Conclusions – How to Go About Achieving Health Transformation
Transforming healthcare delivery in the US will not be as simple as paying more for primary care services, and/or training more primary care clinicians, and/or training all physicians to work in team-based environments rather than as autonomous clinicians.  While all those are good things that certainly should be done, reforming how clinicians are trained will take 20-30 years to produce significant changes in the makeup of the US clinician workforce – and maybe even longer to change the ratio of primary care to specialty practitioners.

Therefore, what is needed is more emphasis on non-financial levers that can be used to alter physicians’ attitudes and actions around improving healthcare delivery – including their immediate practice situations, and how they relate to other providers and their patients.  Changing financial incentives can certainly support this, but it is very unlikely to successfully produce these changes in isolation.

Rather, some of the general principles involving the adoption of innovations should be applied to bring physicians – and other community care leaders – to be more receptive and participatory in making delivery transformation both a reality and a success. These principles, (as described by researchers in the 70s and 80s), have been applied to improving the quality of hospital care by organizations like the Institute for Healthcare Improvement, and include providing information about how simple the proposed changes are and how comparable they are to the clinicians existing day-to-day actions, and making it possible for clinicians to observe and/or try out these changes before they have to adopt them.

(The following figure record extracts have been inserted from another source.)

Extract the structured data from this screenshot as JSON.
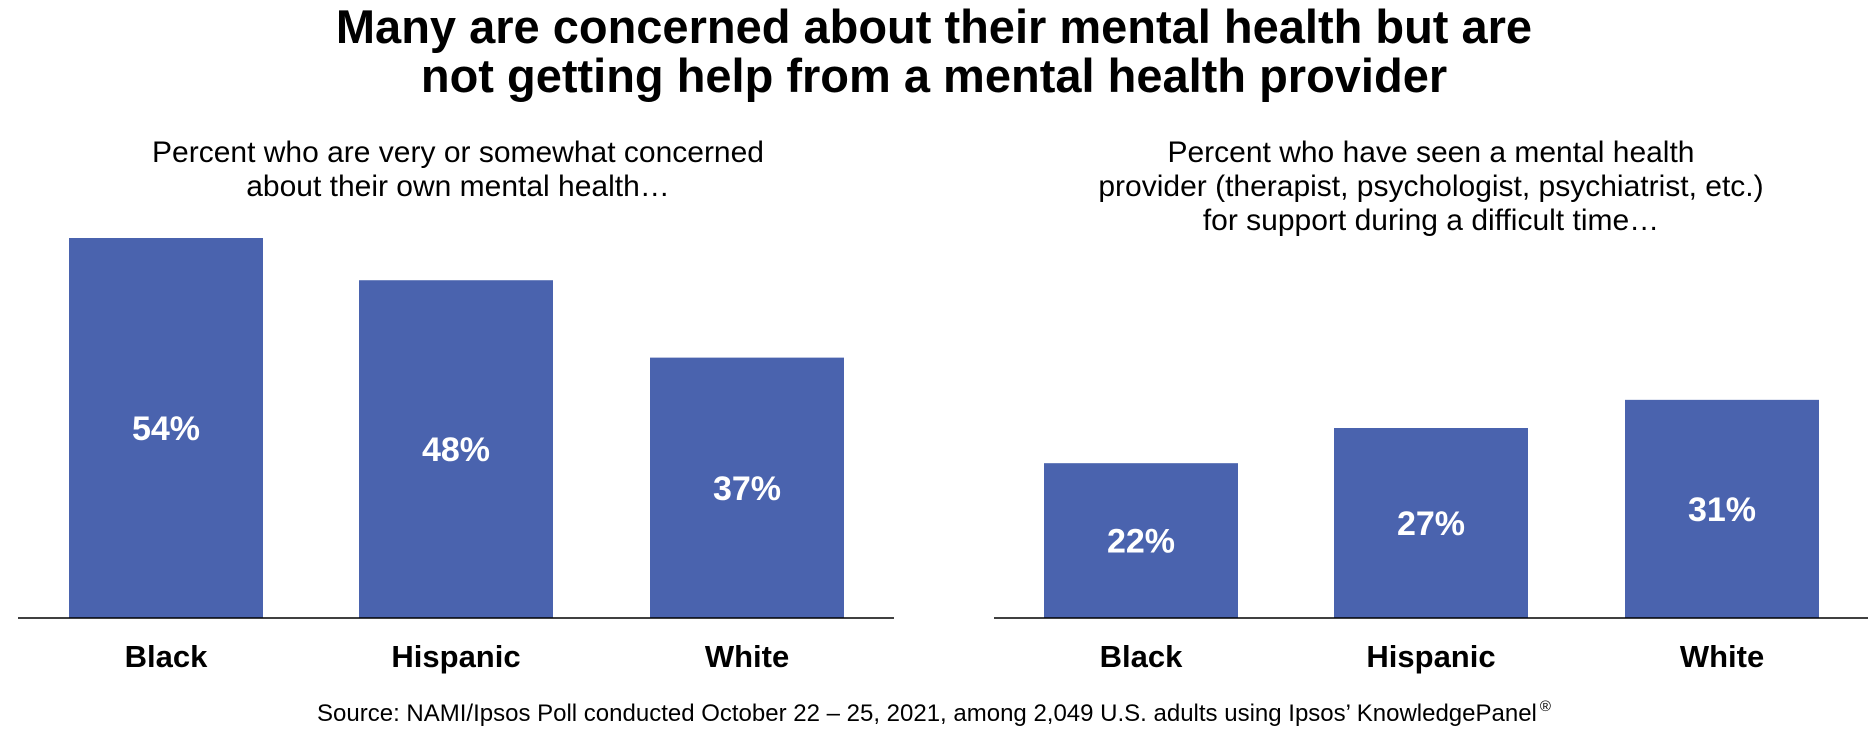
{
  "title_lines": [
    "Many are concerned about their mental health but are",
    "not getting help from a mental health provider"
  ],
  "source": {
    "text": "Source: NAMI/Ipsos Poll conducted October 22 – 25, 2021, among 2,049 U.S. adults using Ipsos’ KnowledgePanel",
    "mark": "®"
  },
  "colors": {
    "bar": "#4A63AE",
    "axis": "#000000",
    "bar_label": "#ffffff"
  },
  "chart_data": [
    {
      "type": "bar",
      "subtitle_lines": [
        "Percent who are very or somewhat concerned",
        "about their own mental health…"
      ],
      "categories": [
        "Black",
        "Hispanic",
        "White"
      ],
      "values": [
        54,
        48,
        37
      ],
      "data_labels": [
        "54%",
        "48%",
        "37%"
      ],
      "unit": "%",
      "ylim": [
        0,
        54
      ],
      "grid": false,
      "legend": "none"
    },
    {
      "type": "bar",
      "subtitle_lines": [
        "Percent who have seen a mental health",
        "provider (therapist, psychologist, psychiatrist, etc.)",
        "for support during a difficult time…"
      ],
      "categories": [
        "Black",
        "Hispanic",
        "White"
      ],
      "values": [
        22,
        27,
        31
      ],
      "data_labels": [
        "22%",
        "27%",
        "31%"
      ],
      "unit": "%",
      "ylim": [
        0,
        54
      ],
      "grid": false,
      "legend": "none"
    }
  ]
}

One of the major catalysts for using these principles to successfully implement reforms is to use change agents to communicate the value and reality of the proposed practice changes, and to simultaneously diffuse misconceptions and fears about them.  Since the old adage about physicians is that you can tell them, but you can’t tell them much, the best change agents for leading physicians through this transformation are other physicians who have participated in and/or observed, and/or analyzed other practices that have gone through similar changes.  There are also two caveats about these change agent leaders.  First, they need to be seen as independent and not biased or conflicted for financial or other reasons.  And second, they must be able to culturally and geographically connect to the clinicians they are trying to educate and lead.  For example, information about practice transformations in Vermont aren’t going to have much traction with physicians in Texas, nor are the experiences of Philadelphia practices going to carry much weight with physicians in rural Illinois.

Afterward: “Making Health Reform Work” Book Project
These concepts and messages about care delivery transformation using the principles of innovation adoption and stakeholder engagement are at the core of what I’ve been trying to construct into a book containing logical and understandable prose and graphics.  The working title for the book is “Making Health Reform Work.” However, the passage of health reform and its impending implementation have overtaken my ability to finish it. Therefore, I wanted to put forward some of these ideas here to stimulate more discussion about these issues and concepts because I strongly believe that without a broad based and balanced approach to health delivery transformation, significant efforts and money will produce suboptimal results and leave a bad precedent for future transformation and quality improvement efforts.